2.3 Effektif Mikroorganisme-4 (EM4) Effective Microorganisme(EM4) merupakan bahan yang mengandung beberapa mikroorganisme yang bermanfaat dalam proses pengomposan. Mikroorganisme yang terdapat dalam EM4 terdiri dari Lumbricus (bakteri asam laktat) serta sedikit bakteri foto sintetik, Actinomycetes, Streptomyces sp.,dan ragi.Effective Microorganisme(EM4) dapat meningkatkan fermentasi limbah dan sampah organik, meningkatkan ketersediaan unsur hara untuk tanaman, serta menekan aktivitas serangga, hama, dan mikroorganisme patogen. PerananEffective Microorganisme(EM4) dalam pembuatan kompos adalah untuk menghilangkan bau dan mempercepat proses pengolahan limbah (Djuarnani dkk., 2005). Teknologi EM4 dikembangkan untuk menunjang pembangunan pertanian ramah lingkungan, menekan penggunaan pupuk kimia dan pestisida dengan sistem alami yang akhirnya dapat meningkatkan produktivitas tanah, mengurangi biaya produksi dan menghasilkan bahan pangan yang bebas bahan kimia sehingga bersih dan sehat untuk di konsumsi.EM4 mengandung beberapa mikroorganisme utama yaitu bakteri fotosintetik, bakteri asam laktat, Ragi (yeast), Actinomycetes dan jamur fermentasi. 1. Bakteri Fotosintetik (Rhodopseudomonas spp.) Bakteri ini adalah mikroorganisme mandiri dan swasembada.Bakteri ini membentuk senyawa-senyawa bermanfaat dari sekresi akar tumbuhan, bahan organik dan gas-gas berbahaya dengan sinar matahari dan panas bumi sebagai sumber energi.
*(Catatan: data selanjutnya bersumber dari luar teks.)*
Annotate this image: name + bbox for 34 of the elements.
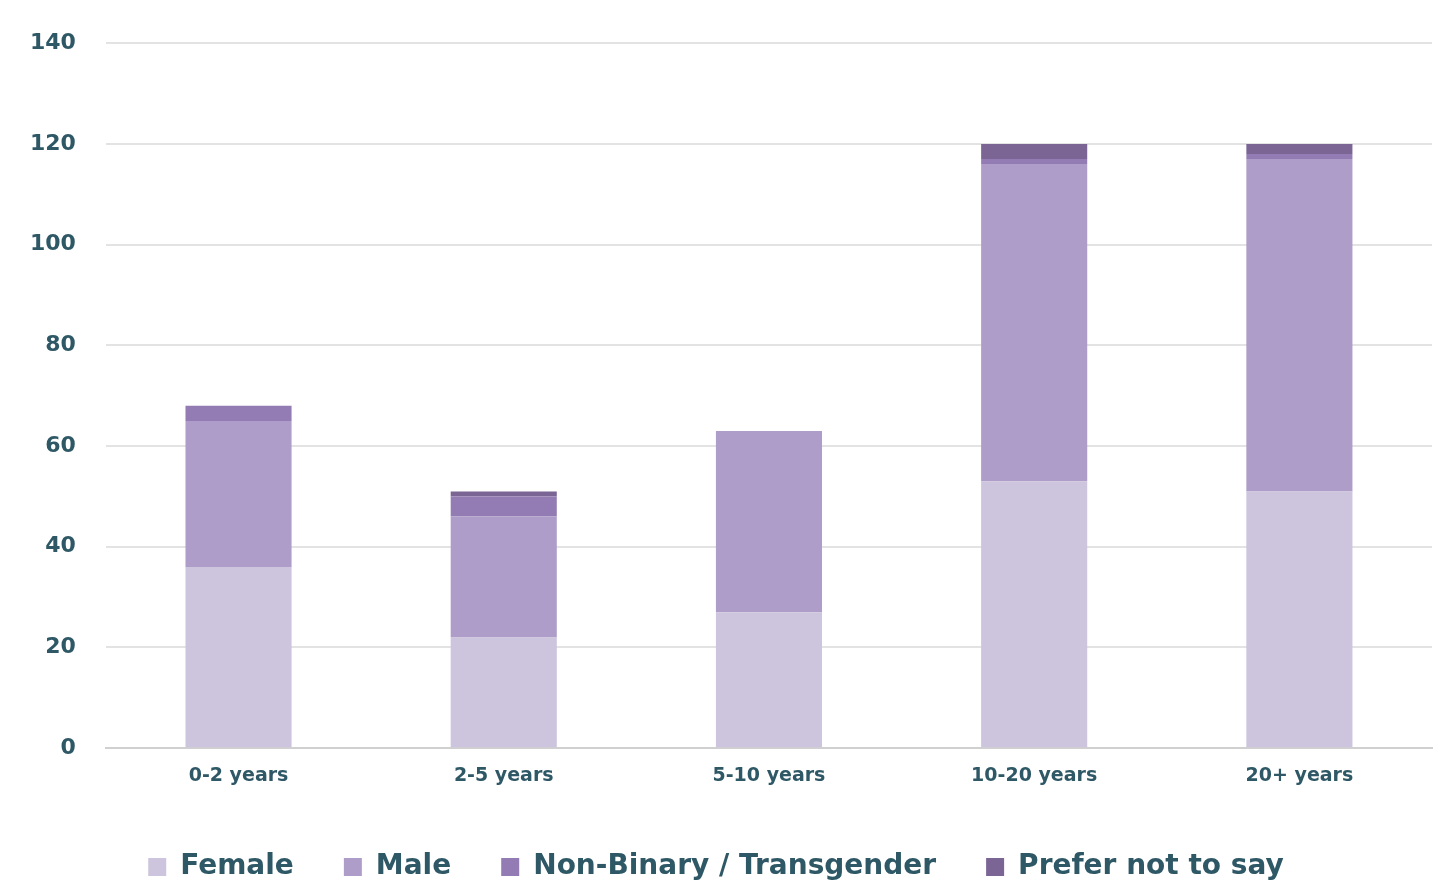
bar — [981, 143, 1088, 160]
y-tick-label: 120 — [29, 129, 76, 155]
x-tick-label: 10-20 years — [971, 762, 1098, 785]
y-tick-label: 80 — [45, 331, 76, 357]
bar — [185, 566, 292, 748]
y-tick-label: 40 — [45, 532, 76, 558]
bar — [715, 612, 823, 748]
bar — [450, 516, 557, 638]
legend-label: Female — [180, 848, 294, 882]
y-tick-label: 100 — [29, 230, 76, 256]
bar — [185, 420, 292, 567]
x-tick-label: 20+ years — [1245, 762, 1354, 785]
bar — [450, 491, 557, 497]
bar — [1246, 143, 1353, 154]
bar — [981, 481, 1088, 748]
bar — [450, 496, 557, 517]
bar — [715, 430, 823, 613]
bar — [1246, 159, 1353, 492]
legend-label: Male — [375, 848, 452, 882]
y-tick-label: 140 — [29, 28, 76, 54]
x-tick-label: 5-10 years — [712, 762, 826, 785]
bar — [1246, 153, 1353, 160]
y-tick-label: 0 — [60, 733, 76, 759]
bar — [981, 164, 1088, 482]
bar — [450, 637, 557, 748]
y-tick-label: 20 — [45, 633, 76, 659]
x-tick-label: 2-5 years — [453, 762, 554, 785]
bar — [185, 405, 292, 421]
legend-label: Prefer not to say — [1018, 848, 1284, 882]
y-tick-label: 60 — [45, 431, 76, 457]
x-tick-label: 0-2 years — [188, 762, 289, 785]
bar — [981, 159, 1088, 165]
bar — [1246, 491, 1353, 748]
legend-label: Non-Binary / Transgender — [533, 848, 937, 882]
Zat-zat bermanfaat yang terbentuk anatara lain, asam amino asam nukleik, zat bioaktif dan gula yang semuanya berfungsi mempercepat pertumbuhan. Hasil metabolisme ini dapat langsung diserap tanaman dan berfungsi sebagai substrat bagi mikroorganisme lain sehingga jumlahnya terusbertambah. 2. Bakteri asam laktat (Lactobacillus spp.)
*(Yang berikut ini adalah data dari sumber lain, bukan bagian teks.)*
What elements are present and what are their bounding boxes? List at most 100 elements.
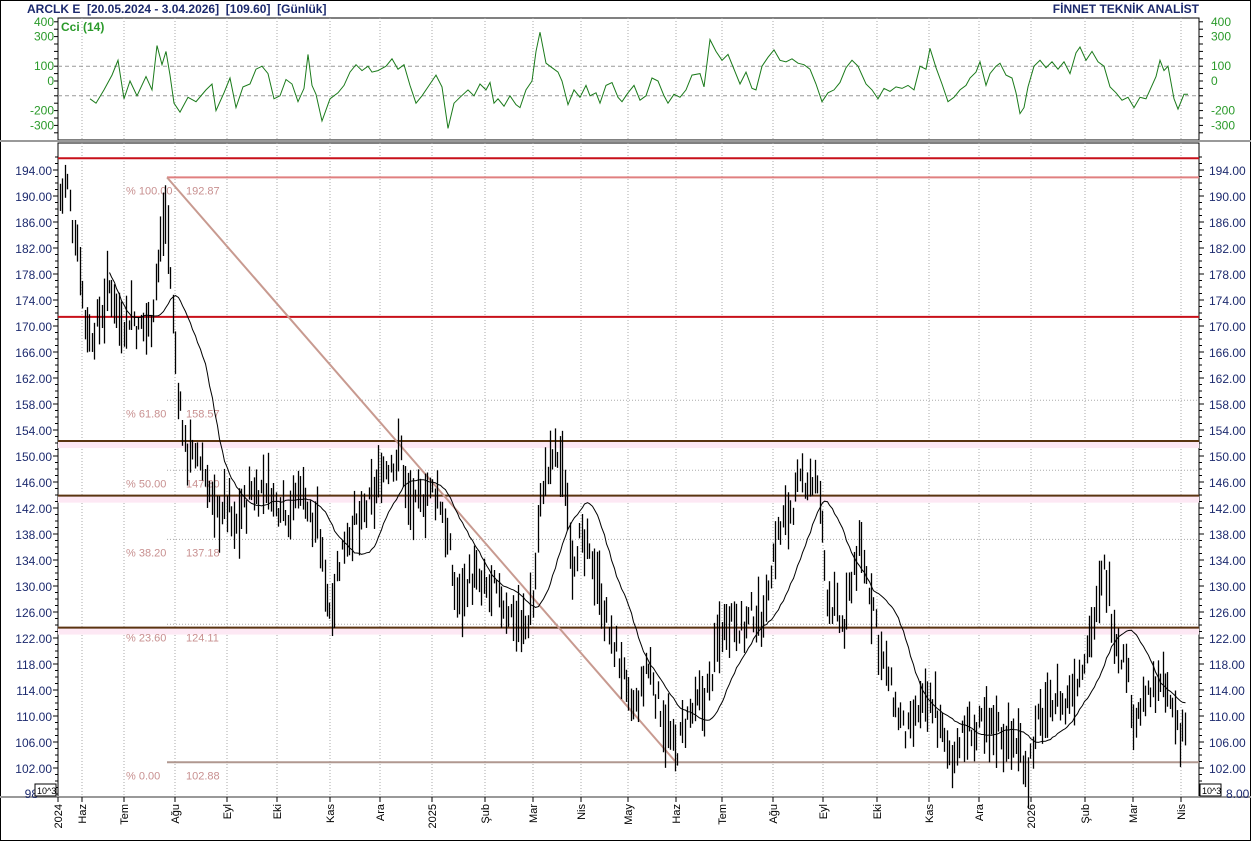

Bakteri asam laktat (Lactobacillus spp.) dapat mengakibatkan kemandulan (sterilizer) oleh karena itu bakteri ini dapat menekan pertumbuhan mikroorganisme yang merugikan, meningkatkan percepatan perombakan bahan organik, menghancurkan bahan organik seperti lignin dan selulosa serta memfermentasikannya tanpa menimbulkan senyawa beracun yang ditimbulkan dari pembusukan bahan organik Bakteri ini dapat menekan pertumbuhan fusarium, yaitu mikroorganime merugikan yang menimbukan penyakit pada lahan/ tanaman yang terus menerus ditanami. 3. Ragi/Yeast (Saccharomyces spp.) Melalui proses fermentasi, ragi menghasilkan senyawa-senyawa bermanfaat bagi pertumbuhan tanaman dari asam amino dan gula yang dikeluarkan oleh bakteri fotosintetik atau bahan organik dan akar-akar tanaman. Ragi juga menghasilkan zat-zat bioaktif seperti hormon dan enzim untuk meningkatkan jumlah sel aktif dan perkembangan akar. Sekresi Ragi adalah substrat yang baik bakteri asam laktat dan Actinomycetes 4. Actinomycetes Actinomycetes menghasilkan zat-zat anti mikroba dari asam amino yang dihasilkan bakteri fotosintetik.Zat-zat anti mikroba ini menekan pertumbuhan jamur dan bakteri. Actinomycetes hidup berdampingan dengan bakteri fotosintetik bersama-sama meningkatkan mutu lingkungan tanah dengan cara meningkatkan aktivitas anti mikroba tanah. 5. Jamur Fermentasi Jamur fermentasi (Aspergillus dan Penicilium) menguraikan bahan secara cepat untuk menghasilkan alkohol, ester dan zat-zat anti mikroba. Pertumbuhan jamur ini membantu menghilangkan bau dan mencegah serbuan serangga dan ulat-ulat merugikan dengan cara menghilangkan penyediaan makanannya. Tiap species mikroorganisme mempunyai fungsi

masing-masing tetapi yang terpenting adalah bakteri fotosintetik yang menjadi pelaksana kegiatan EM4 terpenting. Bakteri ini disamping mendukung kegiatan mikroorganisme lainnya dan juga memanfaatkan zat-zat yang dihasilkan mikroorganisme lain (Djuarnani dkk., 2005). Dari hasil penelitian Siburian,2008 menyatakan bahwa kadar N,P dan K yang diperoleh akibat penambahan activator mempunyai range yang masuk pada kisaran standar untuk kadar N, P dan K yakni > 1,2%; 0,5%; dan 0,3%, dengan konsentrasi EM4 2,5% paling efektif terhadap kadar N yaitu 1,25 %. Pada penelitian Verawaty dan Tania,(2004) didapat waktu pengomposan sampah perkebunan tercepat setelah diberi EM4 dengan dosis 5mL/3kg sampah,namun pada akhir penelitian,disarankan untuk menggunakan dosis 3mL/3kg sampah agar lebih ekonomis.